A few weeks ago, I had the pleasure of sitting on a panel of recruiting bloggers at a recruiting seminar in Minneapolis. The event was organized by Paul DeBettignies (aka, MN Headhunter) and Steven Rothberg of CollegeRecruiter.com fame. It was an excellent event and those two deserve enormous credit for pulling it together and packing the room with HR professionals and corporate recruiters. One of the highlights of the day was hearing a presentation by John Sumser of Recruiting.com talk about the differences between Boomers and Gen Y, or as he says, Gen Why. He is a phenomenal speaker and his presentation on generational challenges is the best I’ve seen. If you ever have the opportunity to hear John speak, I would highly, highly recommend it.
The slide below is taken directly from his presentation, and the slide by itself doesn’t do the topic or his perspective on it justice, but it was the most clear, concise, and accurate characterization I’ve seen of how Gen Y workers operate. His message is basically that Gen Y’s, on average, grew up in smaller families, never had to compete for resources like boomers did in bigger families, received inordinate amounts of attention as children, view technology to be as integral to their lives as anything else, and can multi-task beyond belief. To varying degrees, they need to be ’sold’ to do the work at hand and they need constant feedback and communication every step of the way. Their beliefs, views, habits, perspective on work, motivations, etc. are simply a function of the manner and times in which they were raised.

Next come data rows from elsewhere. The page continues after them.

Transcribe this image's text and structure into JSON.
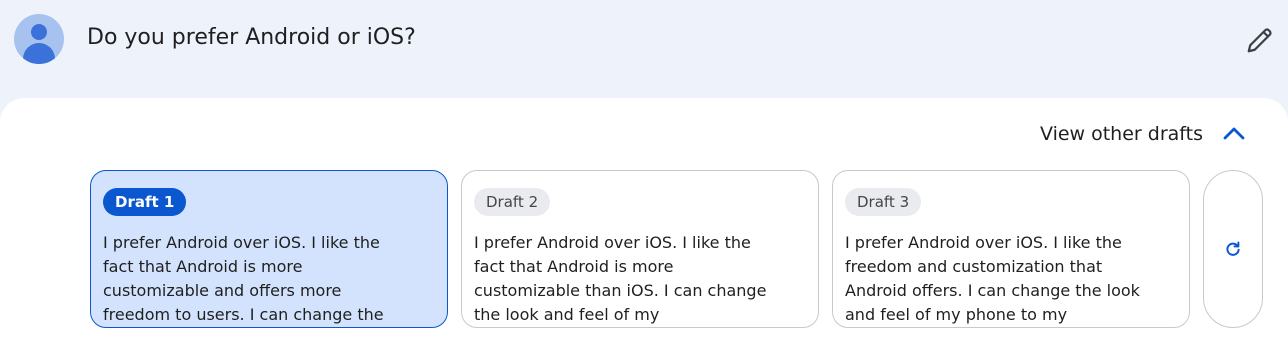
{
  "query": {
    "text": "Do you prefer Android or iOS?",
    "avatar_icon": "account-circle-icon",
    "edit_icon": "pencil-icon"
  },
  "drafts_panel": {
    "toggle_label": "View other drafts",
    "toggle_icon": "chevron-up-icon",
    "regenerate_icon": "refresh-icon",
    "accent_color": "#0b57d0",
    "drafts": [
      {
        "label": "Draft 1",
        "selected": true,
        "text": "I prefer Android over iOS. I like the fact that Android is more customizable and offers more freedom to users. I can change the"
      },
      {
        "label": "Draft 2",
        "selected": false,
        "text": "I prefer Android over iOS. I like the fact that Android is more customizable than iOS. I can change the look and feel of my"
      },
      {
        "label": "Draft 3",
        "selected": false,
        "text": "I prefer Android over iOS. I like the freedom and customization that Android offers. I can change the look and feel of my phone to my"
      }
    ]
  }
}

While it’s been beaten to death, the fact remains that Gen Y workers have and will continue to dramatically alter not only the nation’s workforce, but the manner in which companies manage and leverage talent and compete in the market. Companies and recruiters who view Gen Y’s defining characteristics as deeply-rooted character flaws and do little but complain about how the country is going to hell will suffer greatly. Not only will they lose enormous opportunity from leveraging an extremely talented generation of people, they will simply not be able to recruit talent and compete in the marketplace.